(Hopf invariant, page 427 of A. Hatcher's Algebrac Topology):
Let $f: S^m\longrightarrow S^n$ with $m\geq n$. We can form a CW-complex $C_f$ by attaching a cell $e^{m+1}$ to $S^n$ via $f$. The homotopy type of $C_f$ depends only on the homotopy class of $f$. Thus for maps $f,g: S^m\longrightarrow S^n$, any invariant of homotopy type that distinguishes $C_f$ from $C_g$ will show that $f$ is not homotopic to $g$. In particular, when $m=n$, we can use $\deg f$, up to sign, as such an invariant since from the cellular chain complex of $C_f$, $ H_n(C_f;\mathbb{Z})=\mathbb{Z}/|\deg f|$.
Let $m=2n-1$. Then \begin{eqnarray*} &H^n(C_f;\mathbb{Z})=\text{Span}_\mathbb{Z}\{\alpha\}\cong\mathbb{Z},& \\ &H^{2n}(C_f;\mathbb{Z})=\text{Span}_\mathbb{Z}\{\beta\}\cong\mathbb{Z},&\\ &H^i(C_f;\mathbb{Z})=0, \text{ \ for } i\neq 0,n,2n,&\\ &H^*(C_f;\mathbb{Z})=\text{Algebra}_\mathbb{Z}\{1,\alpha,\beta\mid \alpha\smile \alpha=H(f)\beta\text{ for some }H(f)\in\mathbb{Z}\}.& \end{eqnarray*} Here we use the generalized definition of algebra over a commutative ring rather than merely over a field.
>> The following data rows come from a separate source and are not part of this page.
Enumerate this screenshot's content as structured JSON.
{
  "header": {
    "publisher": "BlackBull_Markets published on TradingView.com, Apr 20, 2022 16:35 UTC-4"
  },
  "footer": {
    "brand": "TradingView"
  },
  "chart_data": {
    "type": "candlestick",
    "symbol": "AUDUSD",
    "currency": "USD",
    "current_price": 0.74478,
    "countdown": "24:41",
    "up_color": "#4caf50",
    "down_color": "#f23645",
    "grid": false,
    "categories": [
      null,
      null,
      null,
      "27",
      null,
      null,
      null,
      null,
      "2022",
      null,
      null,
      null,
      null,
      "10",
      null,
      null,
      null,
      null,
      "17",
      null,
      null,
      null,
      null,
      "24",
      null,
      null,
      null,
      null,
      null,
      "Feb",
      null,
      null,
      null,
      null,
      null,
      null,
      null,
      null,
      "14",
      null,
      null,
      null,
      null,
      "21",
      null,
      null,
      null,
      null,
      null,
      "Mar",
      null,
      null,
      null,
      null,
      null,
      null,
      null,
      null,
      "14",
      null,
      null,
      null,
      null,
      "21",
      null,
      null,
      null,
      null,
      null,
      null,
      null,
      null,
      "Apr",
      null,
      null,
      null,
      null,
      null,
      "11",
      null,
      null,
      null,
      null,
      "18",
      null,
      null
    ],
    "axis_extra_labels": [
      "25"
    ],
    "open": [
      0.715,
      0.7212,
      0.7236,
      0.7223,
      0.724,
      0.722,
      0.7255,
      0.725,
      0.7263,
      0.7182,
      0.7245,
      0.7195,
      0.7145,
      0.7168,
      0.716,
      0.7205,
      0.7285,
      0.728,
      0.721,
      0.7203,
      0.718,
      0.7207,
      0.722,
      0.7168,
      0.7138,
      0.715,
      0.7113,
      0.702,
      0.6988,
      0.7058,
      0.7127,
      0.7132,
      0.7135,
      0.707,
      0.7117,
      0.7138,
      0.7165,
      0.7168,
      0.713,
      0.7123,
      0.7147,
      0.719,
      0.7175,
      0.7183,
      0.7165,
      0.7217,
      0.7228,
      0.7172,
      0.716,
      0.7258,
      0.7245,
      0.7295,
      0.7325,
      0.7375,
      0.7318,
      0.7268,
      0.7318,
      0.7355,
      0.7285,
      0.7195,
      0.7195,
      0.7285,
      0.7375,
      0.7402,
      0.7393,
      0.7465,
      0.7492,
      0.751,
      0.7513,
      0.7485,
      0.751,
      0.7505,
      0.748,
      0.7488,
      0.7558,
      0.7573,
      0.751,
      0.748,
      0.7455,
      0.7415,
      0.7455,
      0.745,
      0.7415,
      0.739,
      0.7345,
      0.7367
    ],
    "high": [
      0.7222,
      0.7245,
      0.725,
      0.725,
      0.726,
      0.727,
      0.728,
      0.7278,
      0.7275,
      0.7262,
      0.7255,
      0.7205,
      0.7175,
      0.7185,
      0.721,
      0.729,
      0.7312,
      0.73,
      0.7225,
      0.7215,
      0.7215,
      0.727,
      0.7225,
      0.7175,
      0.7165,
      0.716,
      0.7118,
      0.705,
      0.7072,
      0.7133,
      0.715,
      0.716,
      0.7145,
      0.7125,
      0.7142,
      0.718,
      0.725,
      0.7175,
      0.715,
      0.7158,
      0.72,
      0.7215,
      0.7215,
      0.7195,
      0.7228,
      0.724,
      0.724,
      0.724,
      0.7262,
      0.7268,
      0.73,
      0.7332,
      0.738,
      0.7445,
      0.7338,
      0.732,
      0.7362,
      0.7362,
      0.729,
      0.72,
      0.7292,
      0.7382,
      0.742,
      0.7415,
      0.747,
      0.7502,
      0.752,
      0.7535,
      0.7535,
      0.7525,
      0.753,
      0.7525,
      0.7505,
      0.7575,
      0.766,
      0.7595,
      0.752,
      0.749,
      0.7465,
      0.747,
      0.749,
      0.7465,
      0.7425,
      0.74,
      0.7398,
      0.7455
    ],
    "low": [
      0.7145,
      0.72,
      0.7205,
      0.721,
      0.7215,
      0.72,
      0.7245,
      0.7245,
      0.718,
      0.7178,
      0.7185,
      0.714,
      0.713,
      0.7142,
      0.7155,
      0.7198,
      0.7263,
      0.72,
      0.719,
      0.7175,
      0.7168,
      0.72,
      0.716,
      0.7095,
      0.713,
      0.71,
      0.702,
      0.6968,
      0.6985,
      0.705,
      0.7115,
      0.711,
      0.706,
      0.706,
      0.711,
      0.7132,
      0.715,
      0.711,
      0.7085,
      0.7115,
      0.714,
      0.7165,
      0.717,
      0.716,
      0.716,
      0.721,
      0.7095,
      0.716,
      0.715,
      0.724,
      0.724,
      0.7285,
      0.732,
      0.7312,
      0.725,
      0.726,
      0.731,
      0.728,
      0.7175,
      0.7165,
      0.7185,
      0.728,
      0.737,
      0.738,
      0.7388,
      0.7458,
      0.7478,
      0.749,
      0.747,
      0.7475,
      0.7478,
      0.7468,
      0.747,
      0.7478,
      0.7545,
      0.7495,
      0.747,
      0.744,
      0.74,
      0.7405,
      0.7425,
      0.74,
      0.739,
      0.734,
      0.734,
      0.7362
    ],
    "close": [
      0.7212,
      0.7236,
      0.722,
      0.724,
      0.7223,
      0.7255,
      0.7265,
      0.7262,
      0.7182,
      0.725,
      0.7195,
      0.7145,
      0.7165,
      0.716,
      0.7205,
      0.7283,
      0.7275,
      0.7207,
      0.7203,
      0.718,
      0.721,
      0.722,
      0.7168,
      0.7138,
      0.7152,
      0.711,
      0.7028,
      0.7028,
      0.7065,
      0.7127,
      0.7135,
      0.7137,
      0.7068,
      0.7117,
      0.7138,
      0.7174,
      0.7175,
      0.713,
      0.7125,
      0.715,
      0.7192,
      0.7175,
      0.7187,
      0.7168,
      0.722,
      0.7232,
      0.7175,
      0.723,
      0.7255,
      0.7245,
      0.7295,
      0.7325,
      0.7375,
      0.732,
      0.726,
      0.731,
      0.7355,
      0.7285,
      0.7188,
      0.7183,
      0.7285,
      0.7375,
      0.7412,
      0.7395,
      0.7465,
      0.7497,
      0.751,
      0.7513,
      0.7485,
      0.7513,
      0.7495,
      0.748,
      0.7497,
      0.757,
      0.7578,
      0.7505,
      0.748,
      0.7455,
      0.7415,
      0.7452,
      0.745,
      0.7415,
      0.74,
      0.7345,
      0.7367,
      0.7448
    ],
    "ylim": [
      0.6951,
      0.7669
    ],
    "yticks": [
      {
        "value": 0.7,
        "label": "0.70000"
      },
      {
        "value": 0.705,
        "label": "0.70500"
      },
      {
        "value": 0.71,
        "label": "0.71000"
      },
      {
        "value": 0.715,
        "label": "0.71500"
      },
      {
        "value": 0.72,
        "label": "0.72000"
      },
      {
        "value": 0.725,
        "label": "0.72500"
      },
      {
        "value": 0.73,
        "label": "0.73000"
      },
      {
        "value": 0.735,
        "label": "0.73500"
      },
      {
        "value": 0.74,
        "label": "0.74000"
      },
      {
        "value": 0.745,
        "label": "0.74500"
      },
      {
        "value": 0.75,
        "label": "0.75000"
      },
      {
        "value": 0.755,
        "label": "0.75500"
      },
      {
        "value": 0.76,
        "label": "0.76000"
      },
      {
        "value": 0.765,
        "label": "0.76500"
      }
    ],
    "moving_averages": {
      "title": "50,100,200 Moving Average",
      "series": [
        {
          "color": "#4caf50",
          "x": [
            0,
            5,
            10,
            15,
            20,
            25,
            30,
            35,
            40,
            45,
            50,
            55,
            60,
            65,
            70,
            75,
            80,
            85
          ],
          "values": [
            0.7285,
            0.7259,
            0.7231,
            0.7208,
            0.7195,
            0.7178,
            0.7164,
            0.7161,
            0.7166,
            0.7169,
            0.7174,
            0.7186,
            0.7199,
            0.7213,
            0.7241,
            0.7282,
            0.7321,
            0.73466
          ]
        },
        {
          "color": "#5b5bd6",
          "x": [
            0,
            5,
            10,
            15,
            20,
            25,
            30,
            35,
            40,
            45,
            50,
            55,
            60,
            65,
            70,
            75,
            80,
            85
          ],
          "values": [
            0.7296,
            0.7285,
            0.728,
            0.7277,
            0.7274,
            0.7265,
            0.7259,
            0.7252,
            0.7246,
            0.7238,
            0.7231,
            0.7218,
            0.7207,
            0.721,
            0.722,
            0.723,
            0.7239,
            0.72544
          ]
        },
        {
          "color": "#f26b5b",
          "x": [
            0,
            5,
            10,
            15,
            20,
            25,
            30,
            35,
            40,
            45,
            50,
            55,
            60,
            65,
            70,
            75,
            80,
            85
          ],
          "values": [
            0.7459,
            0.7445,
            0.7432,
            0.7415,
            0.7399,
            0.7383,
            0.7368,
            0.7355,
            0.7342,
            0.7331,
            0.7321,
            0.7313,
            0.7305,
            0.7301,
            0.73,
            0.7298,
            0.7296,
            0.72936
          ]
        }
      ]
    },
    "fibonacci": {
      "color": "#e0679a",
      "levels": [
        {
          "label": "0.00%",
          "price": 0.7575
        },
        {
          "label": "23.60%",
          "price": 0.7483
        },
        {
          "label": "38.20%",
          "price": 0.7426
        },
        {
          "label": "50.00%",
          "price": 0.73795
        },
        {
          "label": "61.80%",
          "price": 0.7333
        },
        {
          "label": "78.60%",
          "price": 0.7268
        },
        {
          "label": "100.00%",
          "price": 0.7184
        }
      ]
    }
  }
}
The map $f$ induces a map $\tilde{f}: (D^{2n},\partial D^{2n}=S^{2n-1})\longrightarrow (C_f, S^n)$. This induces a homomorphism $\tilde f^*: H^{2n}(C_f, S^n;\mathbb{Z})\longrightarrow H^{2n}(D^{2n},S^{2n-1};\mathbb{Z})$. If we fix a generator $\sigma$ of $H^{2n}(D^{2n}, S^{2n-1};\mathbb{Z})$, then we can choose $\beta$ such that $\tilde f^*(\beta)=\lambda\sigma$ for a certain integer $\lambda\geq 0$.
Why $\lambda$ is nonzero? I want to prove $\tilde f^*$ is nontrivial but do not know how? Thanks.